| HN Mirror

Y	Hacker News new \| ask \| show \| jobs

by wolverine876 1549 days ago

> the PDF is not a format fit for sharing, discussing, and reading on the web. PDFs are (mostly) static, 2-dimensional and non-actionable objects. It is not a stretch to say that a PDF is merely a digital photograph of a piece of paper.

It is too far a stretch, murdering the poor subject:

PDFs are the best format available for long-term information, such as research papers. They have the advantages of digital data: Searchable, copy-able, transmittable, and data is extractable. They are also an open format, don't rely on a central service to be available, and they preserve presentation across platforms. They have metadata, and are annotatable and reviewable. And the PDF format is the best for long-term preservation, carefully designed to be readable in 50 years - partly because they preserve presentation across platforms - and that includes the metadata, annotations, and reviews.

PDFs are like paper in that they will look the same 50 years from now as they do today, unlike (almost?) any other digital format.

Yes, I wish they were a bit more dynamic in layout, and that the text was more cleanly extracted.

3 comments

rhn_mk1 1548 days ago

> data is extractable

That's true for plain text (in the best case), but try extracting an equation, table or a diagram.

Stepping away from best case, PDFs in theory look the same everywhere, but turn into a mess on buggy implementations or differing rendering engines – due to the insistence on having a stable presentation, they assume positining and sizing always works, so when that fails, it fails worse than a buggy rendering of a presentation-agnostic document like an HTML page.

(In my experience, bugs either enter just before printing, or when displaying using JS-based renderers).

link

wolverine876 1547 days ago

> That's true for plain text (in the best case), but try extracting an equation, table or a diagram.

Good point. From what format are tables, diagrams, and formulas extractable (while retaining format)? I've had good luck moving tables between my web browser and email applications, though it always surprises me that the html is implemented similarly enough.

> PDFs in theory look the same everywhere, but turn into a mess on buggy implementations or differing rendering engines

I don't deal with PDFs programatically, and it sounds like you might, but from the user end, and from running networks of thousands of users, I've hardly ever seen problems in practice except for the browsers' JavaScript renderers.

link

cxr 1548 days ago

Of all the properties you mention, that PDFs "preserve presentation across platforms" is the only one that isn't shared with responsibly wielded HTML (e.g. the sort of thing that Zotero produces when stashing a local copy—which uses SingleFile under the hood). It's also the one property that is net undesirable—being more liability than benefit.

Being sent a PDF of an academic paper to read (or do anything with other than send it to a printer) is about ten times lower on the user preference scale than having someone send a link to a blog post on the same subject. (The other reason for that being that when people are in the mode that involves writing an academic paper, they forget how to write anything that anyone would actually want to read. Most academic writing sucks.)

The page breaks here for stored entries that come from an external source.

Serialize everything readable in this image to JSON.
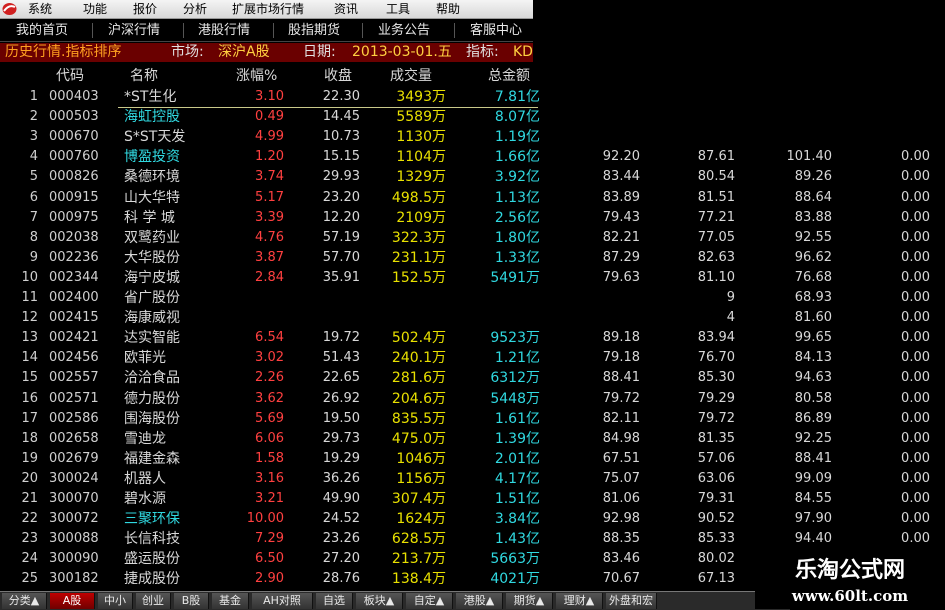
{
  "menu": [
    "系统",
    "功能",
    "报价",
    "分析",
    "扩展市场行情",
    "资讯",
    "工具",
    "帮助"
  ],
  "nav": [
    "我的首页",
    "沪深行情",
    "港股行情",
    "股指期货",
    "业务公告",
    "客服中心"
  ],
  "info": {
    "title": "历史行情.指标排序",
    "market_label": "市场:",
    "market_value": "深沪A股",
    "date_label": "日期:",
    "date_value": "2013-03-01.五",
    "indicator_label": "指标:",
    "indicator_value": "KD"
  },
  "columns": {
    "code": "代码",
    "name": "名称",
    "pct": "涨幅%",
    "close": "收盘",
    "volume": "成交量",
    "amount": "总金额"
  },
  "rows": [
    {
      "idx": "1",
      "code": "000403",
      "name": "*ST生化",
      "pct": "3.10",
      "close": "22.30",
      "vol": "3493万",
      "amt": "7.81亿",
      "e1": "",
      "e2": "",
      "e3": "",
      "e4": "",
      "cyan": false
    },
    {
      "idx": "2",
      "code": "000503",
      "name": "海虹控股",
      "pct": "0.49",
      "close": "14.45",
      "vol": "5589万",
      "amt": "8.07亿",
      "e1": "",
      "e2": "",
      "e3": "",
      "e4": "",
      "cyan": true
    },
    {
      "idx": "3",
      "code": "000670",
      "name": "S*ST天发",
      "pct": "4.99",
      "close": "10.73",
      "vol": "1130万",
      "amt": "1.19亿",
      "e1": "",
      "e2": "",
      "e3": "",
      "e4": "",
      "cyan": false
    },
    {
      "idx": "4",
      "code": "000760",
      "name": "博盈投资",
      "pct": "1.20",
      "close": "15.15",
      "vol": "1104万",
      "amt": "1.66亿",
      "e1": "92.20",
      "e2": "87.61",
      "e3": "101.40",
      "e4": "0.00",
      "cyan": true
    },
    {
      "idx": "5",
      "code": "000826",
      "name": "桑德环境",
      "pct": "3.74",
      "close": "29.93",
      "vol": "1329万",
      "amt": "3.92亿",
      "e1": "83.44",
      "e2": "80.54",
      "e3": "89.26",
      "e4": "0.00",
      "cyan": false
    },
    {
      "idx": "6",
      "code": "000915",
      "name": "山大华特",
      "pct": "5.17",
      "close": "23.20",
      "vol": "498.5万",
      "amt": "1.13亿",
      "e1": "83.89",
      "e2": "81.51",
      "e3": "88.64",
      "e4": "0.00",
      "cyan": false
    },
    {
      "idx": "7",
      "code": "000975",
      "name": "科 学 城",
      "pct": "3.39",
      "close": "12.20",
      "vol": "2109万",
      "amt": "2.56亿",
      "e1": "79.43",
      "e2": "77.21",
      "e3": "83.88",
      "e4": "0.00",
      "cyan": false
    },
    {
      "idx": "8",
      "code": "002038",
      "name": "双鹭药业",
      "pct": "4.76",
      "close": "57.19",
      "vol": "322.3万",
      "amt": "1.80亿",
      "e1": "82.21",
      "e2": "77.05",
      "e3": "92.55",
      "e4": "0.00",
      "cyan": false
    },
    {
      "idx": "9",
      "code": "002236",
      "name": "大华股份",
      "pct": "3.87",
      "close": "57.70",
      "vol": "231.1万",
      "amt": "1.33亿",
      "e1": "87.29",
      "e2": "82.63",
      "e3": "96.62",
      "e4": "0.00",
      "cyan": false
    },
    {
      "idx": "10",
      "code": "002344",
      "name": "海宁皮城",
      "pct": "2.84",
      "close": "35.91",
      "vol": "152.5万",
      "amt": "5491万",
      "e1": "79.63",
      "e2": "81.10",
      "e3": "76.68",
      "e4": "0.00",
      "cyan": false
    },
    {
      "idx": "11",
      "code": "002400",
      "name": "省广股份",
      "pct": "",
      "close": "",
      "vol": "",
      "amt": "",
      "e1": "",
      "e2": "9",
      "e3": "68.93",
      "e4": "0.00",
      "cyan": false
    },
    {
      "idx": "12",
      "code": "002415",
      "name": "海康威视",
      "pct": "",
      "close": "",
      "vol": "",
      "amt": "",
      "e1": "",
      "e2": "4",
      "e3": "81.60",
      "e4": "0.00",
      "cyan": false
    },
    {
      "idx": "13",
      "code": "002421",
      "name": "达实智能",
      "pct": "6.54",
      "close": "19.72",
      "vol": "502.4万",
      "amt": "9523万",
      "e1": "89.18",
      "e2": "83.94",
      "e3": "99.65",
      "e4": "0.00",
      "cyan": false
    },
    {
      "idx": "14",
      "code": "002456",
      "name": "欧菲光",
      "pct": "3.02",
      "close": "51.43",
      "vol": "240.1万",
      "amt": "1.21亿",
      "e1": "79.18",
      "e2": "76.70",
      "e3": "84.13",
      "e4": "0.00",
      "cyan": false
    },
    {
      "idx": "15",
      "code": "002557",
      "name": "洽洽食品",
      "pct": "2.26",
      "close": "22.65",
      "vol": "281.6万",
      "amt": "6312万",
      "e1": "88.41",
      "e2": "85.30",
      "e3": "94.63",
      "e4": "0.00",
      "cyan": false
    },
    {
      "idx": "16",
      "code": "002571",
      "name": "德力股份",
      "pct": "3.62",
      "close": "26.92",
      "vol": "204.6万",
      "amt": "5448万",
      "e1": "79.72",
      "e2": "79.29",
      "e3": "80.58",
      "e4": "0.00",
      "cyan": false
    },
    {
      "idx": "17",
      "code": "002586",
      "name": "围海股份",
      "pct": "5.69",
      "close": "19.50",
      "vol": "835.5万",
      "amt": "1.61亿",
      "e1": "82.11",
      "e2": "79.72",
      "e3": "86.89",
      "e4": "0.00",
      "cyan": false
    },
    {
      "idx": "18",
      "code": "002658",
      "name": "雪迪龙",
      "pct": "6.06",
      "close": "29.73",
      "vol": "475.0万",
      "amt": "1.39亿",
      "e1": "84.98",
      "e2": "81.35",
      "e3": "92.25",
      "e4": "0.00",
      "cyan": false
    },
    {
      "idx": "19",
      "code": "002679",
      "name": "福建金森",
      "pct": "1.58",
      "close": "19.29",
      "vol": "1046万",
      "amt": "2.01亿",
      "e1": "67.51",
      "e2": "57.06",
      "e3": "88.41",
      "e4": "0.00",
      "cyan": false
    },
    {
      "idx": "20",
      "code": "300024",
      "name": "机器人",
      "pct": "3.16",
      "close": "36.26",
      "vol": "1156万",
      "amt": "4.17亿",
      "e1": "75.07",
      "e2": "63.06",
      "e3": "99.09",
      "e4": "0.00",
      "cyan": false
    },
    {
      "idx": "21",
      "code": "300070",
      "name": "碧水源",
      "pct": "3.21",
      "close": "49.90",
      "vol": "307.4万",
      "amt": "1.51亿",
      "e1": "81.06",
      "e2": "79.31",
      "e3": "84.55",
      "e4": "0.00",
      "cyan": false
    },
    {
      "idx": "22",
      "code": "300072",
      "name": "三聚环保",
      "pct": "10.00",
      "close": "24.52",
      "vol": "1624万",
      "amt": "3.84亿",
      "e1": "92.98",
      "e2": "90.52",
      "e3": "97.90",
      "e4": "0.00",
      "cyan": true
    },
    {
      "idx": "23",
      "code": "300088",
      "name": "长信科技",
      "pct": "7.29",
      "close": "23.26",
      "vol": "628.5万",
      "amt": "1.43亿",
      "e1": "88.35",
      "e2": "85.33",
      "e3": "94.40",
      "e4": "0.00",
      "cyan": false
    },
    {
      "idx": "24",
      "code": "300090",
      "name": "盛运股份",
      "pct": "6.50",
      "close": "27.20",
      "vol": "213.7万",
      "amt": "5663万",
      "e1": "83.46",
      "e2": "80.02",
      "e3": "",
      "e4": "",
      "cyan": false
    },
    {
      "idx": "25",
      "code": "300182",
      "name": "捷成股份",
      "pct": "2.90",
      "close": "28.76",
      "vol": "138.4万",
      "amt": "4021万",
      "e1": "70.67",
      "e2": "67.13",
      "e3": "",
      "e4": "",
      "cyan": false
    }
  ],
  "tabs": [
    {
      "label": "分类▲",
      "active": false
    },
    {
      "label": "A股",
      "active": true
    },
    {
      "label": "中小",
      "active": false
    },
    {
      "label": "创业",
      "active": false
    },
    {
      "label": "B股",
      "active": false
    },
    {
      "label": "基金",
      "active": false
    },
    {
      "label": "AH对照",
      "active": false
    },
    {
      "label": "自选",
      "active": false
    },
    {
      "label": "板块▲",
      "active": false
    },
    {
      "label": "自定▲",
      "active": false
    },
    {
      "label": "港股▲",
      "active": false
    },
    {
      "label": "期货▲",
      "active": false
    },
    {
      "label": "理财▲",
      "active": false
    },
    {
      "label": "外盘和宏",
      "active": false
    }
  ],
  "watermark": {
    "title": "乐淘公式网",
    "url": "www.60lt.com"
  },
  "colors": {
    "up": "#ff4040",
    "volume": "#e8e000",
    "amount": "#30d8e0",
    "infobar": "#6a0000",
    "active_tab": "#c00000"
  }
}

Of the properties you listed that PDF does share with self-contained HTML, on the other hand, there isn't one that PDF isn't worse at—not even "transmittable". (Initially I would have put them on the same level there, but of course that's wrong. When you're in an environment where for whatever reason a file copy is not an option, PDF's binary format makes it harder to transmit the bytestream than HTML.)

Who cares if a PDF looks the same everywhere if that means everyone who encounters it bounces away rather than having to slog through any attempt to actually read it?

link

wolverine876 1547 days ago

> responsibly wielded HTML

That would be fantastic, but there are no available solutions that meet the specs I listed, including long-term preservation and annotation (what annotation subsystems are there for HTML?). ePub is 'responsibly wielded HTML', but it lacks annotation and long-term preservation is iffy.

I much prefer PDFs to blog posts, personally - they are mine, I can annotate them, etc. Also, I find much more thought is put into a PDF than a blog post (which both beat Twitter!).

link

cxr 1547 days ago

> there are no available solutions that meet the specs I listed

We're going in circles. "Preserve presentation across platforms" is an anti-feature. No one has created a solution that satisfies that constraint because it's (a) a lot of work for (b) something that is the opposite of what the people involved are actually aiming for.

If you're preparing material for print and it's important to be able to represent the exact printed layout (e.g. to print again), then PDF makes sense. If printing doesn't appear in the pipeline twice or even once, then PDF is very, very bad.

> I much prefer PDFs to blog posts, personally - they are mine, I can annotate them, etc.

You can do that with blog posts.

> I find much more thought is put into a PDF than a blog post

I don't. I find, as I alluded to before, that there's much less thought put into trying to express things clearly and economically. Instead, that concern is replaced with a concern for writing in a way that sounds "academic" but is painful to read.

PS:

> ePub is 'responsibly wielded HTML'

Not at all. EPUB is very irresponsibly designed. "The format works in my browser today" should have been the #1 sanity check on that workgroup's output. They failed.

link

wolverine876 1546 days ago

> "Preserve presentation across platforms" is an anti-feature. No one has created a solution that satisfies that constraint because it's (a) a lot of work for (b) something that is the opposite of what the people involved are actually aiming for.

I think you are missing the experiences of a large part of the user population. They put together their report, or book, or brochure or datasheet or whatever, and they want it to look a certain way, regardless of the platform, and they almost all use PDF. People care very much about how their work product looks. PDF is a solution that satisfies that constraint - I have seen it do that very consistently for a long time.

How do you annotate blog posts, and in way that is preserved for decades.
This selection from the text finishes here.